8. The high-temperature ultrasonic fatigue in-situ testing instrument according to claim 1, characterized in that: in the high-temperature loading module (4), the embedded quartz observation window assembly (89) is an independent module, which is fixed by bolts On the outer wall of the vacuum chamber (72); the built-in quartz observation window assembly (89) is composed of inner and outer layers of quartz glass, there is a gap between the inner and outer layers of quartz glass, and circulating cooling water is introduced to achieve cooling, and the bottom of the outer layer of quartz glass is Close to the furnace wall of the heating furnace (78), the inner diameter of the inner layer of quartz glass is larger than the outer diameter of the lens of the high-depth-of-field microscopic imaging device (65), and the lens of the high-depth-of-field microscopic imaging device (65) penetrates into the embedded quartz glass during the test. observation window assembly (89) to meet its microscopic imaging distance requirements.

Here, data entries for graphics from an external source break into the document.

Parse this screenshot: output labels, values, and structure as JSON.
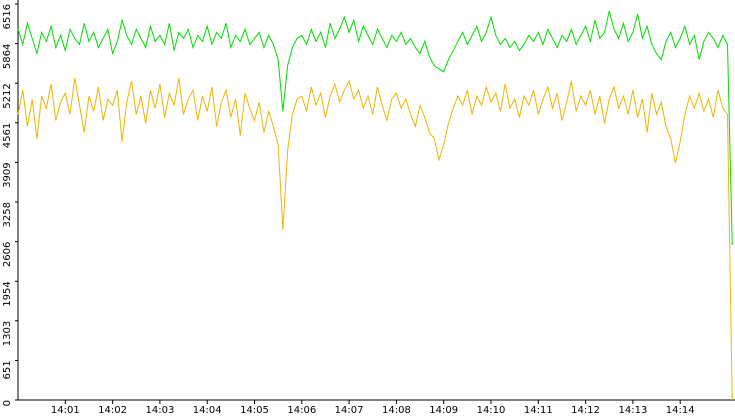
{
  "chart_data": {
    "type": "line",
    "categories": [
      null,
      null,
      null,
      null,
      null,
      null,
      null,
      null,
      null,
      null,
      "14:01",
      null,
      null,
      null,
      null,
      null,
      null,
      null,
      null,
      null,
      "14:02",
      null,
      null,
      null,
      null,
      null,
      null,
      null,
      null,
      null,
      "14:03",
      null,
      null,
      null,
      null,
      null,
      null,
      null,
      null,
      null,
      "14:04",
      null,
      null,
      null,
      null,
      null,
      null,
      null,
      null,
      null,
      "14:05",
      null,
      null,
      null,
      null,
      null,
      null,
      null,
      null,
      null,
      "14:06",
      null,
      null,
      null,
      null,
      null,
      null,
      null,
      null,
      null,
      "14:07",
      null,
      null,
      null,
      null,
      null,
      null,
      null,
      null,
      null,
      "14:08",
      null,
      null,
      null,
      null,
      null,
      null,
      null,
      null,
      null,
      "14:09",
      null,
      null,
      null,
      null,
      null,
      null,
      null,
      null,
      null,
      "14:10",
      null,
      null,
      null,
      null,
      null,
      null,
      null,
      null,
      null,
      "14:11",
      null,
      null,
      null,
      null,
      null,
      null,
      null,
      null,
      null,
      "14:12",
      null,
      null,
      null,
      null,
      null,
      null,
      null,
      null,
      null,
      "14:13",
      null,
      null,
      null,
      null,
      null,
      null,
      null,
      null,
      null,
      "14:14",
      null,
      null,
      null,
      null,
      null,
      null,
      null,
      null,
      null,
      null,
      null
    ],
    "series": [
      {
        "color": "#00dd00",
        "values": [
          6100,
          5850,
          6200,
          5950,
          5700,
          6050,
          5900,
          6150,
          5800,
          6000,
          5750,
          6100,
          5950,
          5850,
          6200,
          5900,
          6050,
          5800,
          5950,
          6100,
          5700,
          5900,
          6250,
          6000,
          5850,
          6100,
          5950,
          5800,
          6150,
          5900,
          6000,
          5850,
          6200,
          5750,
          6050,
          5950,
          6100,
          5800,
          6000,
          5900,
          6150,
          5850,
          6050,
          5950,
          6200,
          5800,
          6000,
          5900,
          6100,
          5850,
          5950,
          6050,
          5800,
          6000,
          5850,
          5600,
          4750,
          5500,
          5800,
          5950,
          6000,
          5850,
          6100,
          5900,
          6050,
          5800,
          6200,
          5950,
          6100,
          6300,
          6050,
          6250,
          5900,
          6150,
          6000,
          5850,
          6100,
          5950,
          5800,
          6000,
          5900,
          6050,
          5850,
          5950,
          5800,
          5700,
          5900,
          5650,
          5500,
          5450,
          5400,
          5600,
          5750,
          5900,
          6050,
          5850,
          6000,
          6150,
          5900,
          6050,
          6300,
          6000,
          5850,
          5950,
          5800,
          5900,
          5750,
          5850,
          6000,
          5900,
          6050,
          5850,
          6100,
          5950,
          5800,
          6000,
          5900,
          6100,
          5850,
          6000,
          6150,
          5900,
          6250,
          5950,
          6050,
          6400,
          6100,
          5950,
          6200,
          5900,
          6050,
          6350,
          5950,
          6150,
          5850,
          5700,
          5600,
          5900,
          6050,
          5800,
          5950,
          6150,
          5850,
          6000,
          5600,
          5900,
          6050,
          5950,
          5800,
          6000,
          5850,
          2550
        ]
      },
      {
        "color": "#f0b400",
        "values": [
          4700,
          5100,
          4500,
          4950,
          4300,
          5000,
          4800,
          5200,
          4600,
          4900,
          5050,
          4700,
          5300,
          4850,
          4400,
          5000,
          4750,
          5150,
          4600,
          4950,
          4850,
          5100,
          4250,
          4900,
          5250,
          4700,
          5000,
          4550,
          5100,
          4800,
          5200,
          4650,
          5050,
          4850,
          5300,
          4700,
          4950,
          5100,
          4600,
          5000,
          4750,
          5150,
          4500,
          4900,
          5100,
          4650,
          4950,
          4350,
          5050,
          4800,
          4600,
          4900,
          4400,
          4750,
          4500,
          4200,
          2800,
          4100,
          4700,
          4950,
          5000,
          4750,
          5150,
          4850,
          5050,
          4650,
          5000,
          5200,
          4900,
          5100,
          5250,
          4950,
          5100,
          4800,
          5000,
          4700,
          5150,
          4850,
          4600,
          4950,
          5050,
          4800,
          4950,
          4700,
          4500,
          4850,
          4650,
          4400,
          4300,
          3950,
          4200,
          4550,
          4800,
          5000,
          4850,
          5100,
          4700,
          5000,
          4850,
          5150,
          4900,
          5050,
          4750,
          5200,
          4800,
          4950,
          4650,
          5000,
          4850,
          5100,
          4700,
          4950,
          5150,
          4800,
          5050,
          4600,
          4900,
          5250,
          4750,
          5000,
          4850,
          5100,
          4700,
          5000,
          4550,
          4950,
          5150,
          4800,
          5000,
          4700,
          5100,
          4650,
          4950,
          4400,
          5050,
          4700,
          4900,
          4500,
          4300,
          3900,
          4250,
          4700,
          5000,
          4800,
          5050,
          4750,
          4950,
          4650,
          5100,
          4800,
          4700,
          0
        ]
      }
    ],
    "ylim": [
      0,
      6516
    ],
    "yticks": [
      0,
      651,
      1303,
      1954,
      2606,
      3258,
      3909,
      4561,
      5212,
      5864,
      6516
    ]
  }
}
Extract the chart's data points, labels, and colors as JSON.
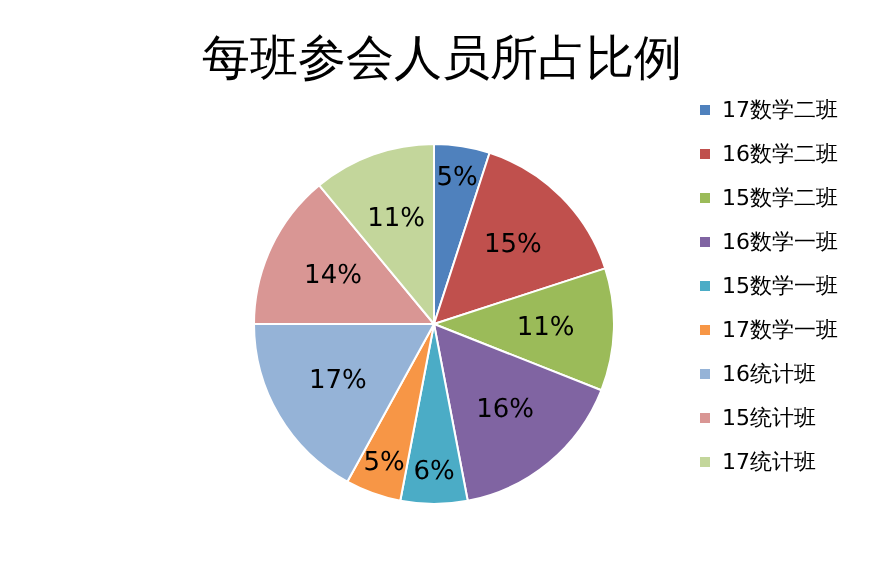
{
  "chart_data": {
    "type": "pie",
    "title": "每班参会人员所占比例",
    "categories": [
      "17数学二班",
      "16数学二班",
      "15数学二班",
      "16数学一班",
      "15数学一班",
      "17数学一班",
      "16统计班",
      "15统计班",
      "17统计班"
    ],
    "values": [
      5,
      15,
      11,
      16,
      6,
      5,
      17,
      14,
      11
    ],
    "colors": [
      "#4f81bd",
      "#c0504d",
      "#9bbb59",
      "#8064a2",
      "#4bacc6",
      "#f79646",
      "#95b3d7",
      "#d99694",
      "#c3d69b"
    ],
    "value_labels": [
      "5%",
      "15%",
      "11%",
      "16%",
      "6%",
      "5%",
      "17%",
      "14%",
      "11%"
    ],
    "legend": "right"
  }
}
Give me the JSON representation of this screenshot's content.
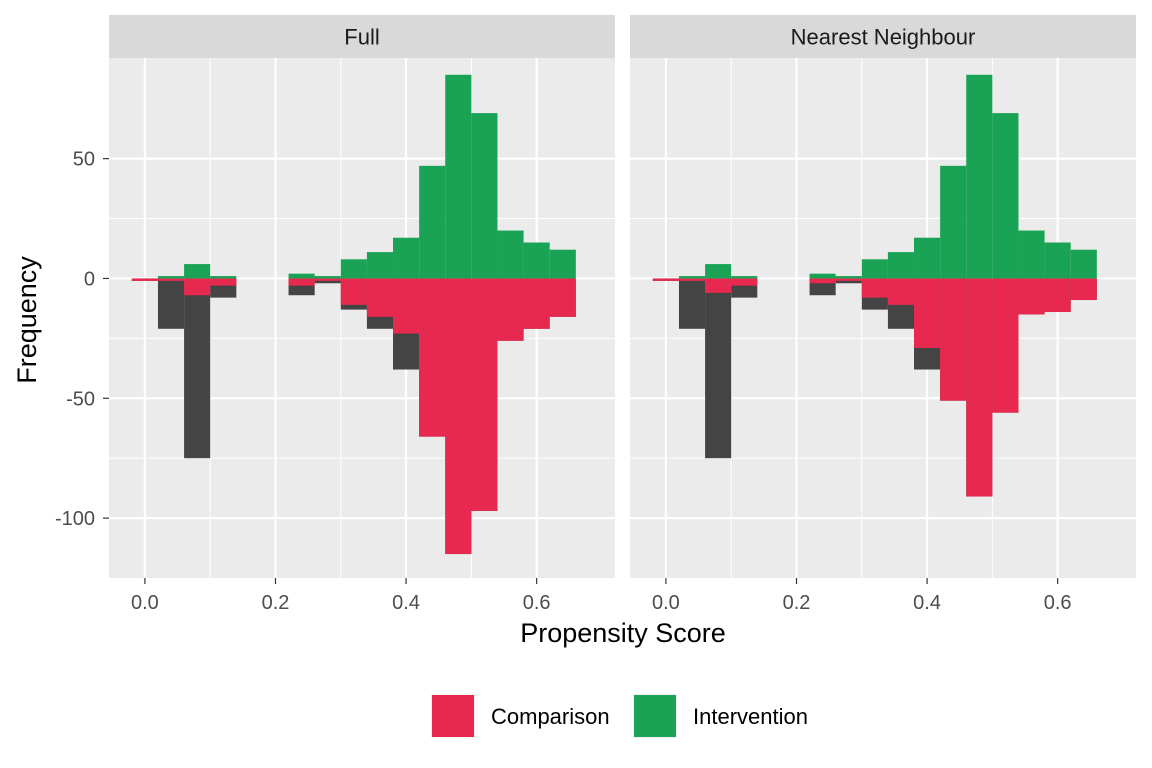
{
  "chart_data": {
    "type": "bar",
    "subtype": "mirrored-histogram, faceted",
    "xlabel": "Propensity Score",
    "ylabel": "Frequency",
    "xlim": [
      -0.055,
      0.72
    ],
    "ylim": [
      -125,
      92
    ],
    "x_ticks": [
      0.0,
      0.2,
      0.4,
      0.6
    ],
    "x_tick_labels": [
      "0.0",
      "0.2",
      "0.4",
      "0.6"
    ],
    "y_ticks": [
      50,
      0,
      -50,
      -100
    ],
    "y_tick_labels": [
      "50",
      "0",
      "-50",
      "-100"
    ],
    "bin_width": 0.04,
    "bin_centers": [
      0.0,
      0.04,
      0.08,
      0.12,
      0.16,
      0.2,
      0.24,
      0.28,
      0.32,
      0.36,
      0.4,
      0.44,
      0.48,
      0.52,
      0.56,
      0.6,
      0.64
    ],
    "legend": {
      "position": "bottom",
      "entries": [
        {
          "label": "Comparison",
          "color": "#E8294F"
        },
        {
          "label": "Intervention",
          "color": "#1BA355"
        }
      ]
    },
    "unmatched_color": "#444444",
    "panels": [
      {
        "title": "Full",
        "series": [
          {
            "name": "Intervention",
            "values": [
              0,
              1,
              6,
              1,
              0,
              0,
              2,
              1,
              8,
              11,
              17,
              47,
              85,
              69,
              20,
              15,
              12
            ]
          },
          {
            "name": "Comparison",
            "values": [
              -1,
              -1,
              -7,
              -3,
              0,
              0,
              -3,
              -1,
              -11,
              -16,
              -23,
              -66,
              -115,
              -97,
              -26,
              -21,
              -16
            ]
          },
          {
            "name": "all",
            "values": [
              -1,
              -21,
              -75,
              -8,
              0,
              0,
              -7,
              -2,
              -13,
              -21,
              -38,
              -66,
              -115,
              -97,
              -26,
              -21,
              -16
            ]
          }
        ]
      },
      {
        "title": "Nearest Neighbour",
        "series": [
          {
            "name": "Intervention",
            "values": [
              0,
              1,
              6,
              1,
              0,
              0,
              2,
              1,
              8,
              11,
              17,
              47,
              85,
              69,
              20,
              15,
              12
            ]
          },
          {
            "name": "Comparison",
            "values": [
              -1,
              -1,
              -6,
              -3,
              0,
              0,
              -2,
              -1,
              -8,
              -11,
              -29,
              -51,
              -91,
              -56,
              -15,
              -14,
              -9
            ]
          },
          {
            "name": "all",
            "values": [
              -1,
              -21,
              -75,
              -8,
              0,
              0,
              -7,
              -2,
              -13,
              -21,
              -38,
              -51,
              -91,
              -56,
              -15,
              -14,
              -9
            ]
          }
        ]
      }
    ]
  }
}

9. The high-temperature ultrasonic fatigue in-situ testing instrument according to claim 1, characterized in that: in the high-temperature loading module (4), the cavity support seat (74) is welded on the side wall of the vacuum cavity (72), And it is rigidly connected with the slider assembly II (86) through bolts, the slider assembly II (86) is matched with the guide rail assembly II (79), and the guide rail assembly II (79) is rigidly connected with the "L" type support (75) through bolts , the "L"-shaped support (75) is rigidly connected with the installation platform (5), when the normal temperature test is performed, the vacuum chamber (72) moves along the guide rail, providing sufficient operating space for the test personnel.